Most people involved in modern football receive considerable media training from quite an early age. This manifests itself in several different ways, from the studied mind-games and self-promotion of Jose Mourinho to Michael Owen, who has spent well over a decade as a professional footballer without having ever managed to say anything of note in an interview. There are still some people left, however, an increasingly small number, who come from a different era and don’t seem to have been taught the art of talking a lot whilst saying very little. It is these people that, whether intentionally or not, provide us with considerable entertainment with occasional glimpses into the inner workings of their minds.

One of these people is Sam Allardyce, the manager of Blackburn Rovers. Allardyce, in many respects, is the absolute antithesis of the modern, sophisticated Premier League manager. As a player, his top level experience was scant – a couple of seasons with Bolton Wanderers and thirty-odd games for Coventry City – and the early part of his managerial career seemed to fit this profile, as he became a one-man managerial tour of various middling Football League clubs with whom he had varying amounts of success. It was back at Bolton, though, that he broke through what we might have thought was the glass ceiling in establishing Wanderers as a Premier League club. A spell at Newcastle United proved less successful, but at Blackburn Rovers he has returned to more successful times, managing a Blackburn team with a comparatively modest budget to relative safety in the Premier League bear pit.

The single most fascinating thing about Allardyce, however, is the occasional glimpse into the inner workings of his mind that he offers in interviews. The latest of these came last week when he stated, to general guffawing in the media, that, “I would be more suited to Inter Milan or Real Madrid”. To the outsider, there is nothing in either his career to indicate that he would be able to satisfy the singular demands of supporters of such massive clubs as these. These are clubs whose supporters expect a constant stream of trophies and for those trophies to be won with style and grace. Allardyce has a system which has been successful at Bolton Wanderers and Blackburn Rovers, but no matter what angle we look at it from, it is impossible to see it working at a club with the expectations of Internazionale or Real Madrid. When he took the Newcastle United job (a job which, at least in terms of the expectations of the support, has more in common with Inter or Real than any of his other managerial positions), though, he was found to be wanting.

Some in the media have speculated that Allardyce is continuing to try and position himself for a shot at the England manager’s job when Fabio Capello departs in 2012 (or at the end 2011, depending on whether England qualify for the European Championships or not). There is an ongoing debate on whether England should pick an English manager for the job which will intensify as the end of Capello’s time looms larger and larger on the horizon, and Allardyce hangs around in the background of it like an ogrish shadow. If there is one thing that has been proved beyond any reasonable doubt over the last twenty years or so, it is that what could be described as the “traditional English model” is fundamentally flawed. What, at a practical level, could Allardyce bring to the position of England manager could conceivably result in the improvement in the entire culture that surrounds the team at present?

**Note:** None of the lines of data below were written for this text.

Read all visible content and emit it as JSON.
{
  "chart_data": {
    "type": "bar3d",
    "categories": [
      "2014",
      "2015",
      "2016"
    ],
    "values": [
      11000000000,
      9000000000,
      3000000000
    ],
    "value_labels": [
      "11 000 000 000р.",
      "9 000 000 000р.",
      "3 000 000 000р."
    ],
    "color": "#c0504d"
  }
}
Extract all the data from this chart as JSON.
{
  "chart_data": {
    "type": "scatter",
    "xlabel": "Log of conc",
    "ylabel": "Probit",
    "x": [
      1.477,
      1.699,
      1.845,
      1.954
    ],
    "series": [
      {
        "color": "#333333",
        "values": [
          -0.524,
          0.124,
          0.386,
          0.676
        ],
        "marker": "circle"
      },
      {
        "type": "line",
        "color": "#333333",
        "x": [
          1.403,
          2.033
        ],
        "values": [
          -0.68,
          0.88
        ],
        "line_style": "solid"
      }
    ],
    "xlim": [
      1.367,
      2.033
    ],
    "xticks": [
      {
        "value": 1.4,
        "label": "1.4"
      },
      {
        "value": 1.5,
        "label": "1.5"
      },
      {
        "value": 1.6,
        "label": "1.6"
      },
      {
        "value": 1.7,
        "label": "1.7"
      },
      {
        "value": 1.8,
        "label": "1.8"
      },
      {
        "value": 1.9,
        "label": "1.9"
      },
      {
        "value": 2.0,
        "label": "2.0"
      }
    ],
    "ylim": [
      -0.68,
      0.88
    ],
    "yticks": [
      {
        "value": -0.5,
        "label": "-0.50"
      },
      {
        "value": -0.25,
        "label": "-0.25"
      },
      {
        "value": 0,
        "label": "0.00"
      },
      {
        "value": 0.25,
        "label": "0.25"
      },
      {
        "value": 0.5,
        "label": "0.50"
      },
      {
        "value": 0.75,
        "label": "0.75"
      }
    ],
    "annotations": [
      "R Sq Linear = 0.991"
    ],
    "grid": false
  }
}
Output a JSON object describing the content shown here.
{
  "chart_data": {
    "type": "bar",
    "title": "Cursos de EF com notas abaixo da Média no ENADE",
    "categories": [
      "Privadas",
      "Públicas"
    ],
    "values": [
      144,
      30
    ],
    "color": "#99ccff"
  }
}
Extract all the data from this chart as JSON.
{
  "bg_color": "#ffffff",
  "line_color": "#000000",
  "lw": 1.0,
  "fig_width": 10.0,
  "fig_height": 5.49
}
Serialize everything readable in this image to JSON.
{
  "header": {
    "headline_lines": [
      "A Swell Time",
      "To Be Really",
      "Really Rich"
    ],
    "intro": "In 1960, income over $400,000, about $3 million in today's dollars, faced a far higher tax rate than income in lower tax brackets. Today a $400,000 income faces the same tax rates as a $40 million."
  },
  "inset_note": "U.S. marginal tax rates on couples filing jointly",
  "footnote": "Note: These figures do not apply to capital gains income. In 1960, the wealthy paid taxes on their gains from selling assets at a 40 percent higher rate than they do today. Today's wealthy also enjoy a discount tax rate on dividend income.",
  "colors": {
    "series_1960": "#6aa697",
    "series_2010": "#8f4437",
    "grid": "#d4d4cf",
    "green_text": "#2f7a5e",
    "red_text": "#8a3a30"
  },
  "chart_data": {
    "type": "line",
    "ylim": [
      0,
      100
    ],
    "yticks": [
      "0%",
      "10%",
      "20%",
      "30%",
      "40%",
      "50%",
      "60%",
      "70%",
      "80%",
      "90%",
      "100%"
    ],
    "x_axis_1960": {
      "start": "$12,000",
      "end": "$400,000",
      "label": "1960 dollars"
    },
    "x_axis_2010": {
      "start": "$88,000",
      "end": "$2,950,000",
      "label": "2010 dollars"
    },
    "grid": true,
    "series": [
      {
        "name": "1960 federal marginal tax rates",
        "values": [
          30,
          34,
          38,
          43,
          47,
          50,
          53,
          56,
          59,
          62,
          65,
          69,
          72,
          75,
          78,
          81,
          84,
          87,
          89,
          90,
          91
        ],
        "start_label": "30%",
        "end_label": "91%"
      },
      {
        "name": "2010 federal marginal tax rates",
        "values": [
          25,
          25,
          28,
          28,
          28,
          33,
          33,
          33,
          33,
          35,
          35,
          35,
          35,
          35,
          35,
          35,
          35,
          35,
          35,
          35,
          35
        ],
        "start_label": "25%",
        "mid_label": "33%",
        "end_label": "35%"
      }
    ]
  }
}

This debate, however, is for another day. For the time being, perhaps we should just wallow in Sam Allardyce’s lack of self-awareness. That a manager that is so much from (and of) a different era should be able to hang around in the ultra-modern world of the Premier League provides us with a rich seam of entertainment should be a cause for some degree of celebration. In Sam’s mind, he is a behemoth, a tactical genius with man-management skills that are unrivalled and who says what he likes, regardless of the consequences or what other people may or may not think of him. He took Bolton Wanderers to fifth place in the Premier League and into the UEFA Cup. Why, he may rationalise, shouldn’t he be given a chance at a super-club or in charge of the England team? After all, Roy Hodgson managed Inter for a while, didn’t he?

Even those of us that don’t hold Sam Allardyce in the highest regard as one of the greatest managers in European football surely find it difficult to find fault with his self-belief. The dark moments of self-doubt of the likes of Brian Clough are not for him. He is the bull in a china shop of the Premier League, saying what he likes and liking what he bloody well says. He seems almost gloriously oblivious to the shortcomings that so many others see in him, and this utterly unbreakable self-confidence may just have been the single most important factor behind Bolton Wanderers becoming an established Premier League club of ten years’ consecutive service and Blackburn Rovers defying gravity to finish last season in tenth place last season. Sam Allardyce appears not to recognise it, but he has a role in the Premier League and he is very lucky to be where he is. It is down to the FA to recognise this and, when hiring the next England coach, do so with the understanding that the skill set required to build a successful national team and that required to get Blackburn Rovers to tenth place in the Premier League have differences that Sam Allardyce seems unlikely to be able to bridge.